Wednesday, 7 March 2018

If you're shopping for a new home, you are likely thinking about how much of a down payment you'll be able to put down.

When it comes time to apply for a mortgage, how should you decide what your down payment should be? When you're making such an important decision, there are a few factors to consider.

How does my down payment affect my loan?

The magic number for most down payments is 20 percent. Why? Because those who make a down payment of at least 20 percent will be able to avoid the additional monthly expense of private mortgage insurance (PMI).This type of insurance protects the lender in the event you are not able to make payments.

PMI is usually paid on a monthly basis as part of your mortgage payment. In most cases, PMI is calculated as a percentage of the mortgage loan amount, usually between 0.3 percent and 1.5 percent of the original loan.
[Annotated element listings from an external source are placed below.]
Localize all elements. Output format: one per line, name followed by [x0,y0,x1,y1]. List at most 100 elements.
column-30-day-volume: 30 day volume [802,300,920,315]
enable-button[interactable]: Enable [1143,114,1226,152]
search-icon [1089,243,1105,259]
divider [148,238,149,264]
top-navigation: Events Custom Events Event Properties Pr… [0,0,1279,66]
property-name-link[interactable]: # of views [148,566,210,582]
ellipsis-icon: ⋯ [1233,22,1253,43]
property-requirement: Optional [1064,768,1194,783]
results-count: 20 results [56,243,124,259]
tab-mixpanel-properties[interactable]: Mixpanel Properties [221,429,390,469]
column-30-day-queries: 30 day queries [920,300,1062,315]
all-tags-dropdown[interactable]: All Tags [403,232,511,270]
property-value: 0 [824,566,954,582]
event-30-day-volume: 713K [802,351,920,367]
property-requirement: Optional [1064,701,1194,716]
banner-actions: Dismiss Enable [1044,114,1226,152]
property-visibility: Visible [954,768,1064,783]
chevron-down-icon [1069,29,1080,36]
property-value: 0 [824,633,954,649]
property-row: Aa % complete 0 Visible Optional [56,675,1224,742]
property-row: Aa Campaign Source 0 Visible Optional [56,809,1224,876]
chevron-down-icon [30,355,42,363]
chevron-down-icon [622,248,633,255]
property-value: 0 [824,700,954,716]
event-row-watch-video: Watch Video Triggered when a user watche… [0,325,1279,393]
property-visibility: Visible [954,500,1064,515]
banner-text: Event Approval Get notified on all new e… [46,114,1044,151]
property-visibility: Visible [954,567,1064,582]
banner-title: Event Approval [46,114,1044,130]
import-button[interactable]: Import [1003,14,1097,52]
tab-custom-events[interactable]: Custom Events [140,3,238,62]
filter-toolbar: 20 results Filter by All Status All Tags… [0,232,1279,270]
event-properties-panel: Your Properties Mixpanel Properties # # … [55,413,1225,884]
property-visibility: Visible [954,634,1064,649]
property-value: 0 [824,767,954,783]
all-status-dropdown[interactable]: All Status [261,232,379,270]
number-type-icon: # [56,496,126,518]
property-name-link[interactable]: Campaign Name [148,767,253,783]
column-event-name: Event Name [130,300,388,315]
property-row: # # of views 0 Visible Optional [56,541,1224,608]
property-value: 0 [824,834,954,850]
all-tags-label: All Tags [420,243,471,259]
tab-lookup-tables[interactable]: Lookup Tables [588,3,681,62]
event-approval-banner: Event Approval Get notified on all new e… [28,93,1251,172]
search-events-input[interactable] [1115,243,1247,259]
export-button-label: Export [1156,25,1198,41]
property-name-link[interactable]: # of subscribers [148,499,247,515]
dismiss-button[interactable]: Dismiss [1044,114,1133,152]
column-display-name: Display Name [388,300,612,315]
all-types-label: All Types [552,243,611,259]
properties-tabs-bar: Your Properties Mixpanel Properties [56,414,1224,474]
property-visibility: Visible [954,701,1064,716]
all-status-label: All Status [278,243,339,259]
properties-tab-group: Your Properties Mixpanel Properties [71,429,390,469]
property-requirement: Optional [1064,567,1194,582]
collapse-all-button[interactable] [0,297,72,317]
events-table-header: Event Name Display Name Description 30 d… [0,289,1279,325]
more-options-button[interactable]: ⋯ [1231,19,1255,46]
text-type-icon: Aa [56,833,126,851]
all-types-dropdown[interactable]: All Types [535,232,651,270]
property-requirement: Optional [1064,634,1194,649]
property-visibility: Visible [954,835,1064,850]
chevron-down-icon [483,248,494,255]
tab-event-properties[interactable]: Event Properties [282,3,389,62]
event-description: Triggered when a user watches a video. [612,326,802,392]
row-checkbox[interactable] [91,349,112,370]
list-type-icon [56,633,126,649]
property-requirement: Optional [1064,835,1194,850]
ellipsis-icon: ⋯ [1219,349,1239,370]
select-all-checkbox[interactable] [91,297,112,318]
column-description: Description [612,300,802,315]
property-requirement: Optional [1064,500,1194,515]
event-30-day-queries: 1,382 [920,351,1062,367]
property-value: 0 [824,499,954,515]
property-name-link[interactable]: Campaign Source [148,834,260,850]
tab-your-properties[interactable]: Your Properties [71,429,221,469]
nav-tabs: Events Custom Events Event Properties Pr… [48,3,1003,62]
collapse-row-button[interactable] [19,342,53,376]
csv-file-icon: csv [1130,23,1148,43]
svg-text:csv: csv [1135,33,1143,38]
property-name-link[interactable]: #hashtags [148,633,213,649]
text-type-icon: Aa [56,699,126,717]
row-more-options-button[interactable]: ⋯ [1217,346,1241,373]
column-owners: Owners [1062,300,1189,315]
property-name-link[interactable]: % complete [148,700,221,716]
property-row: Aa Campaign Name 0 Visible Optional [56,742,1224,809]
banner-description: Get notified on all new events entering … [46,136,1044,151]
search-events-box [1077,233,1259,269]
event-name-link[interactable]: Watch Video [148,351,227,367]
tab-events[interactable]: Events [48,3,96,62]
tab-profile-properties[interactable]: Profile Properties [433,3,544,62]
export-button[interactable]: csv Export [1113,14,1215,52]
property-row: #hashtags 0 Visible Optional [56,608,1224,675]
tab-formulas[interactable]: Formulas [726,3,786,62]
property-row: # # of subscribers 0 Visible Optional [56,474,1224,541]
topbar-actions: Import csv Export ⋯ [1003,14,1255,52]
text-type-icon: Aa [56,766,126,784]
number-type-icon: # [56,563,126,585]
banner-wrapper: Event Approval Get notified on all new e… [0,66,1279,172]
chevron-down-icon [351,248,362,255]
The price varies based on the size of the borrower's down payment and credit score.

Similarly, borrowers with FHA loans (issued by the Federal Housing Administration) must pay a mortgage insurance premium (MIP) at closing, as well as an annual premium which is collected monthly. With VA loans (issued by the U.S. Department of Veterans Affairs), there will be an upfront funding fee, but no annual or monthly premiums. To understand the cost of these fees, borrowers should contact their lender.

If you have close to 20 percent saved for your down payment, it may make sense to draw on every possible resource to reach that amount. Otherwise, you may decide to consider purchasing a less expensive home so you can avoid PMI or delaying your purchase until you have enough money saved.

Should I make a bigger down payment?

In some cases, borrowers may be able to qualify for lower interest rates when they make a down payment of 25 percent to 30 percent of the purchase price. Borrowers should check with their lender to see if lower rates are available for loans with higher down payments.

Another benefit of bulking up the down payment: It will reduce a borrower's monthly payments and interest charges.

That said, paying more than 20 percent down on a home may not be the best option for your situation. For instance, do you have outstanding debts with higher interest rates? You may ultimately save more money by paying down higher interest debt than by bulking up your down payment. Check with a trusted financial or real estate adviser to see what's best for you.

What if I don't have enough for a down payment?

For many prospective borrowers, a 20 percent down payment just isn't possible. But other options may be available to you through both government and conventional loan programs. Some government loan programs require no down payment or mortgage insurance costs.

Most conventional mortgages require PMI if the borrower can't make a 20 percent down payment. But, depending on your line of work, you may qualify for mortgage products designed specifically for certain groups of professionals that require little or no down payment and no PMI.

For instance, many lenders have products created for physicians starting their residency or attorneys fresh out of law school who have joined a firm. These potential borrowers likely carry more school loan debt that an average customer, but they also typically see a dramatic jump in income as their careers advance.

If, however, you don't fit in those categories and are required to purchase PMI with your mortgage, keep in mind that lenders will drop the PMI once your loan balance drops to 78 percent of your home's original appraised value — if you must meet certain requirements such as being current on your payments.

By understanding the costs and benefits associated with your down payment, you can choose the right amount for your needs—potentially saving thousands of dollars over the life of your loan.